Она вновь склонилась над письменным столом. "Дорогая Аврелия, не суди меня слишком строго – в конце концов, я лишь самую малость предалась распутству. Тебя я люблю больше всех на свете, ты это знаешь. Прошу тебя, никому не рассказывай о моей новости. Через месяц все мои сомнения будут разрешены, и тогда я сама напишу папе и герцогине".

Она отложила перо в сторону. Затем еще раз попыталась представить, с каким выражением лица Франциска прочитает ее письмо. Вероятно – улыбнется. И, может быть, пожалеет о канувшем в прошлое обществе своей "супруги".

Навсегда канувшем, подумала Мария.

Узнав о беременности, Вильгельм дал понять, что доволен Марией – больше, чем когда-либо со времени свадьбы. Улыбка его была сдержанной, но все-таки выдавала радость.

– Полагаю, ради нашего ребенка ты будешь следить за собой, – сказал он. – Я настаиваю на этом. Отныне – никаких танцев… – Его губы презрительно скривились. – И никаких пряток в лесу. Может быть, ты станешь матерью – и не просто матерью, а матерью моего наследника, – поэтому веди себя с достоинством, положенным принцессе Оранской.

Мария возразила:

– Жаль, ты не видел, как мой отец играл с нами в шарады. А ведь он – прославленный адмирал, и ему тоже есть чем гордиться!..

– Не думаю. Во всяком случае, глядя на тебя, этого не скажешь.

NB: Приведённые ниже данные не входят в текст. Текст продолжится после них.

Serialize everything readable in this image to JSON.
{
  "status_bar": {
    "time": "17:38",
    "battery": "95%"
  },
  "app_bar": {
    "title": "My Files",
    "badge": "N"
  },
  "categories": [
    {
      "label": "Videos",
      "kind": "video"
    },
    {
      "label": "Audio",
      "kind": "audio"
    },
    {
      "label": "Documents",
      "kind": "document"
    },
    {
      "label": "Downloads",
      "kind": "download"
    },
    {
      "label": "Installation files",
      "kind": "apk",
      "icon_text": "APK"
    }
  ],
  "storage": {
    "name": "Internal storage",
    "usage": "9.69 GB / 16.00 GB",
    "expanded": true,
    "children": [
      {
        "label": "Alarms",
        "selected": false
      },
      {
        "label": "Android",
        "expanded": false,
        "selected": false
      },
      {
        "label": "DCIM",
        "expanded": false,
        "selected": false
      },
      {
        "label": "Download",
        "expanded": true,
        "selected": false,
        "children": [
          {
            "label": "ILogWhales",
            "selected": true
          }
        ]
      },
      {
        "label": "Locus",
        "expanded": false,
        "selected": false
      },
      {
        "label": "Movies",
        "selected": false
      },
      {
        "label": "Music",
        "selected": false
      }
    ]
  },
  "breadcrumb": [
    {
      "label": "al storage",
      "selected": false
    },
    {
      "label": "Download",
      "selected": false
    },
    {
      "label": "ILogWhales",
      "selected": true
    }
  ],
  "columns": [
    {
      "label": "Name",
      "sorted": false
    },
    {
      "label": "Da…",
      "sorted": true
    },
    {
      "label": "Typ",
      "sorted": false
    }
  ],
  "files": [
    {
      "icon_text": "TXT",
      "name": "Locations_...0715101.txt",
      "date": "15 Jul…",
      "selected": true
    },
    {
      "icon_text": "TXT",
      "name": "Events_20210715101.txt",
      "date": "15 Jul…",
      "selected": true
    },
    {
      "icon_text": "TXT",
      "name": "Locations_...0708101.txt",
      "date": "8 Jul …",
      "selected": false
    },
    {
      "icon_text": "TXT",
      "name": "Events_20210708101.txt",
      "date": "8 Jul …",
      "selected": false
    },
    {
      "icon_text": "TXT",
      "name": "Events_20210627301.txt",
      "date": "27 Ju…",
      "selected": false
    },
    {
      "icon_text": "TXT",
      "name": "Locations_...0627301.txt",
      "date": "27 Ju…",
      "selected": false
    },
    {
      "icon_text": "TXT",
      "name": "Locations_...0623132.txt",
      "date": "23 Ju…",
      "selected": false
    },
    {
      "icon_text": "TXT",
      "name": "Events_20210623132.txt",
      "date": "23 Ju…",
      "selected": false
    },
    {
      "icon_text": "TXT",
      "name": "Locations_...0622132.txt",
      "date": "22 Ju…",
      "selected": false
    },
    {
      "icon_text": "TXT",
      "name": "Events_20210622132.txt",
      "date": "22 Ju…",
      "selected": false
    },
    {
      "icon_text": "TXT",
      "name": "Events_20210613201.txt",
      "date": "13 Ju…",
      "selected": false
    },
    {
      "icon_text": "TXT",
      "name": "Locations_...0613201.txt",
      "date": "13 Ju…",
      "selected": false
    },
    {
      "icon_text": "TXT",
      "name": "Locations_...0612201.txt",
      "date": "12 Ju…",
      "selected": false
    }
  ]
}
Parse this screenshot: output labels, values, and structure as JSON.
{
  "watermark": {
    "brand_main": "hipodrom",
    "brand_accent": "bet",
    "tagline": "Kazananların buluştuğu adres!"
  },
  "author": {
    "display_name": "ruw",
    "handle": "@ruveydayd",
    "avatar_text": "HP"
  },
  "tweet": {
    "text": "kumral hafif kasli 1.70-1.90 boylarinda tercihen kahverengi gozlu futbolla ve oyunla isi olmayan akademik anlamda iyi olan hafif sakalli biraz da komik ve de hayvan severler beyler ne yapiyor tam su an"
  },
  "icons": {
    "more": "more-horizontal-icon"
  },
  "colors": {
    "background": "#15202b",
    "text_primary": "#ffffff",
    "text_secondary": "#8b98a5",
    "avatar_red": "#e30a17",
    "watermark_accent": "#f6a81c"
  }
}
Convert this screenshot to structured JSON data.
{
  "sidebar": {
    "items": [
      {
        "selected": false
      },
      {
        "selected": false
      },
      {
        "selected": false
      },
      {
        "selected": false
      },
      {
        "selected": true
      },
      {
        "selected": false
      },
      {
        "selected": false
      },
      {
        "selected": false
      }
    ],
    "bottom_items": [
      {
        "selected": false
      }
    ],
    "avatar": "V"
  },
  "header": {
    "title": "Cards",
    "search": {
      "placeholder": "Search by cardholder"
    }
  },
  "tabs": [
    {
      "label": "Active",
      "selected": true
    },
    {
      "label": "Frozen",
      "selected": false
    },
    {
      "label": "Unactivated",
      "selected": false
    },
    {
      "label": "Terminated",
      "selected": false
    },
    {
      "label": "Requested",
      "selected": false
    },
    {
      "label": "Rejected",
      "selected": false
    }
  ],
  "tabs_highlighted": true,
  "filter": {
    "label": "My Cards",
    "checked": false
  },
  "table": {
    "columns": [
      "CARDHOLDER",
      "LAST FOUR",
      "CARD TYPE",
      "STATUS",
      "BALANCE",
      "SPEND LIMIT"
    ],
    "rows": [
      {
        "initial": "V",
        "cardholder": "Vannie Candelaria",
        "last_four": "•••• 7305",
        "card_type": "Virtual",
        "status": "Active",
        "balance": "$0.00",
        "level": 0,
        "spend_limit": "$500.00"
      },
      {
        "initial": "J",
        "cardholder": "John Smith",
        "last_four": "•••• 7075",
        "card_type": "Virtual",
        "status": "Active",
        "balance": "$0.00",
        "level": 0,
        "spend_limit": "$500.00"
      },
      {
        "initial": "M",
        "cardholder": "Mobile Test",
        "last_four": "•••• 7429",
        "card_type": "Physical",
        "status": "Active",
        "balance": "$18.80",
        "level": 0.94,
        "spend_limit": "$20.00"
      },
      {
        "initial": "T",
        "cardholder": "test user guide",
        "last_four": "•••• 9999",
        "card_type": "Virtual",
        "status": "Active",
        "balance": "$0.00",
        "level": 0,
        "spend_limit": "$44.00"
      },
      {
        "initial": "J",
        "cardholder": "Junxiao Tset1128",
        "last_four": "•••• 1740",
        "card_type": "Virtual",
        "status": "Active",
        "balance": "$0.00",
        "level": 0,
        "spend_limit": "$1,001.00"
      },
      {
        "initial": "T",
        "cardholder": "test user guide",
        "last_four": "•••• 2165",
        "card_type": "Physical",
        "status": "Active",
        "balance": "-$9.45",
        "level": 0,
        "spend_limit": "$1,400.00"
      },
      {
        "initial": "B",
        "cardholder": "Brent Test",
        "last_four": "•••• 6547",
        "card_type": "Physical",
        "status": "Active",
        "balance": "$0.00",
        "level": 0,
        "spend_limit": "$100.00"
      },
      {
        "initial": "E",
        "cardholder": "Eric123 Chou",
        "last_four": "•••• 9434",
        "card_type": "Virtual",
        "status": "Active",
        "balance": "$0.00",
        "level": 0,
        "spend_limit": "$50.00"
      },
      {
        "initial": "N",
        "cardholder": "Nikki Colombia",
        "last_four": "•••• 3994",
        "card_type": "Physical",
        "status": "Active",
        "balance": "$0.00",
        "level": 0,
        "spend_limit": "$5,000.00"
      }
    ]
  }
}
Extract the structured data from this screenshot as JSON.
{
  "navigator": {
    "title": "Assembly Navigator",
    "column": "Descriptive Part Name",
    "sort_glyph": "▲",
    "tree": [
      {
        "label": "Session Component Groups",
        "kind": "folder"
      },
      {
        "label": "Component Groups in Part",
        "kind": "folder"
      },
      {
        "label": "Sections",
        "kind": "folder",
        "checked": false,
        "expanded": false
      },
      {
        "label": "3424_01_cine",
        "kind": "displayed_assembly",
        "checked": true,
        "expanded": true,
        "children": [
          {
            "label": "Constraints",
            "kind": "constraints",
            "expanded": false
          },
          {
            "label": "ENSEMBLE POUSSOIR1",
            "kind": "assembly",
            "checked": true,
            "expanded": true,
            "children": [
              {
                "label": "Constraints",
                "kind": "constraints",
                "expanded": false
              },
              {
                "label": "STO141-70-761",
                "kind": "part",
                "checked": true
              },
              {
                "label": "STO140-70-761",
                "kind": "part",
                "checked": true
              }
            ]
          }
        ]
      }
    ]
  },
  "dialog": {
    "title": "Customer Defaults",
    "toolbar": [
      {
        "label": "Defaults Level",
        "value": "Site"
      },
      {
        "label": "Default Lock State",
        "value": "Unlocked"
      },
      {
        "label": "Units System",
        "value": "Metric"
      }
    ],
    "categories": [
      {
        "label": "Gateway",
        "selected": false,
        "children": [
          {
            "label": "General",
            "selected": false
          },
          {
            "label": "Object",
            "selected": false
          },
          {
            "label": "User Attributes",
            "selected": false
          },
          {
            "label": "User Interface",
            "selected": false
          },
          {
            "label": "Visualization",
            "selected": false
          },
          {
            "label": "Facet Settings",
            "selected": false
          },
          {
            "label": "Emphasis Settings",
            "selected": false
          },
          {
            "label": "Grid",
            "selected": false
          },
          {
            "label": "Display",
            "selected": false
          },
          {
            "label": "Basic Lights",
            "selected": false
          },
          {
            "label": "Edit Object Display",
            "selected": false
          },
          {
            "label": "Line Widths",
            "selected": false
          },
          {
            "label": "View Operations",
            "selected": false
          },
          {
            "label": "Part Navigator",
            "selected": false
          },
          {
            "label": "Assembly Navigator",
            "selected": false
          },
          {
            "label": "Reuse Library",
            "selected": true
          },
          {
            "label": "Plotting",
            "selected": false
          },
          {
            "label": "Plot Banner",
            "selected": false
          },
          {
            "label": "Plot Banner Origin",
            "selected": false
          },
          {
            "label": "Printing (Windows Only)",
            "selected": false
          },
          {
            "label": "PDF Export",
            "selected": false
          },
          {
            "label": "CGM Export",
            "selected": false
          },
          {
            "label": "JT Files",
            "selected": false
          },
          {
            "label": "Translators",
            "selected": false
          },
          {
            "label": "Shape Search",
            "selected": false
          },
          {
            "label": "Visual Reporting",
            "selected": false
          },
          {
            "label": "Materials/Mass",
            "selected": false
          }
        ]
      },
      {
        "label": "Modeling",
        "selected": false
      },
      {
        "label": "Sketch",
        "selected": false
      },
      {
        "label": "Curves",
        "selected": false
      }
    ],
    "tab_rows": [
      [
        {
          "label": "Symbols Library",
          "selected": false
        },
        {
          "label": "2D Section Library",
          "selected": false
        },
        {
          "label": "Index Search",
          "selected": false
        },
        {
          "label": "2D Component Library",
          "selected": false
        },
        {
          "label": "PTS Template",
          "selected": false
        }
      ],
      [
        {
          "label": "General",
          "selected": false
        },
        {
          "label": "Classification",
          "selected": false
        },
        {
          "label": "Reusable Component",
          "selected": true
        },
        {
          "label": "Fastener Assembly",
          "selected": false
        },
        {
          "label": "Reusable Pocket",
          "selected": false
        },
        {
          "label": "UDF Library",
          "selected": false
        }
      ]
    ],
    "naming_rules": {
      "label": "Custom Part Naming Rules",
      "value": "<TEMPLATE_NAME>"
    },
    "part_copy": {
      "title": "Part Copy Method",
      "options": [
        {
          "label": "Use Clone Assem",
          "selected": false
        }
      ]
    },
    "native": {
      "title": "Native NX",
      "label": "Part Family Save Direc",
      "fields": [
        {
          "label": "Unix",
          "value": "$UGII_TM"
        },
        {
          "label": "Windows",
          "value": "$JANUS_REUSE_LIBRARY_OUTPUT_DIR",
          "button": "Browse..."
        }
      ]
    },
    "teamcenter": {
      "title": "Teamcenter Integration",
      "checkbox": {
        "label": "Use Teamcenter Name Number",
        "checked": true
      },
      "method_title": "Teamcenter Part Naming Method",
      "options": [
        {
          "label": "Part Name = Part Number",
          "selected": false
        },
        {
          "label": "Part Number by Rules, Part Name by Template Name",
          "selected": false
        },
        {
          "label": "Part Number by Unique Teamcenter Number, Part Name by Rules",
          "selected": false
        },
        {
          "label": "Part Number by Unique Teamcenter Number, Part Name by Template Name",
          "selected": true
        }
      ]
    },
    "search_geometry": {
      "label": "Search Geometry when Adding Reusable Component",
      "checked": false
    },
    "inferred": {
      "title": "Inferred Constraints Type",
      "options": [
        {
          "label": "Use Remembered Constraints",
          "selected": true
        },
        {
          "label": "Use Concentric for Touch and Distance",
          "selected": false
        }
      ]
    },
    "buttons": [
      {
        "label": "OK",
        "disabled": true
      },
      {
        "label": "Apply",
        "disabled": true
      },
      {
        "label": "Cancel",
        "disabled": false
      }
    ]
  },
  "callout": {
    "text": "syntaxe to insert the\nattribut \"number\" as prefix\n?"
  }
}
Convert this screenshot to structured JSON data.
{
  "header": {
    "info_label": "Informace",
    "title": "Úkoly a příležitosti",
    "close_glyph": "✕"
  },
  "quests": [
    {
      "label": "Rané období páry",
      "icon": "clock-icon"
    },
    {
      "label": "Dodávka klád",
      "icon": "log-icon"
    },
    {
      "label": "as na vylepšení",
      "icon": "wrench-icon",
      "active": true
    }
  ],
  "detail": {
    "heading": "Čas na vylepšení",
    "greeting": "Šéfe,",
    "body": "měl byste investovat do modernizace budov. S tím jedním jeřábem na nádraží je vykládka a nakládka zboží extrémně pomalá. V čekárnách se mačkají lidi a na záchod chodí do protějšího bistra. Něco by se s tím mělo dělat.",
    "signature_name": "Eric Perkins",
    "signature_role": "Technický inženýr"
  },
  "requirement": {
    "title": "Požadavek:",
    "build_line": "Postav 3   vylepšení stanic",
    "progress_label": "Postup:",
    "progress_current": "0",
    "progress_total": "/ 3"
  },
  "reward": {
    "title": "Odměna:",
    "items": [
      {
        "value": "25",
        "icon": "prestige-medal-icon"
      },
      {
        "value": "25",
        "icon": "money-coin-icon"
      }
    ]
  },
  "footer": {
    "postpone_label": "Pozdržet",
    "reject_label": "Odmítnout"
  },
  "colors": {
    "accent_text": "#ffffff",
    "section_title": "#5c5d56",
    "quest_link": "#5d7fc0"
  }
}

Мария покраснела и больше не пыталась заговорить с ним. Перед тем как уйти, Вильгельм еще раз взглянул на нее – так холодно, что она побоялась расплакаться. Чем отчаянней пыталась она сдерживать слезы, тем чаще они появлялись у нее на глазах.

Со всеми другими она была гордой, уверенной в себе принцессой; с ним – девочкой, готовой разреветься по любому поводу.

Когда у меня родится ребенок, успокаивала она себя, все будет по-другому.

Она очень хотела, чтобы все было по-другому; чтобы она увидела хотя бы один его одобрительный взгляд.

Принц и принцесса прогуливались в парке. Служанки, державшиеся чуть позади, негромко переговаривались. Судя по доносившимся репликам – обсуждали наряды своей госпожи и ее супруга.

Она знала, что не может не нравиться ему. У нее были роскошные черные волосы, и она убирала их по версальской моде – так, чтобы все локоны падали на одно плечо. Эта прическа очень шла ей – открывала лицо и подчеркивала красоту ее миндалевидных глаз. Даже близорукость не портила ее, а наоборот, придавала какой-то особенно женственный, немного беззащитный вид. Она слегка располнела, и теперь у нее были красивые округлые плечи. Со времени приезда в Голландию она изменилась, но уж во всяком случае не подурнела.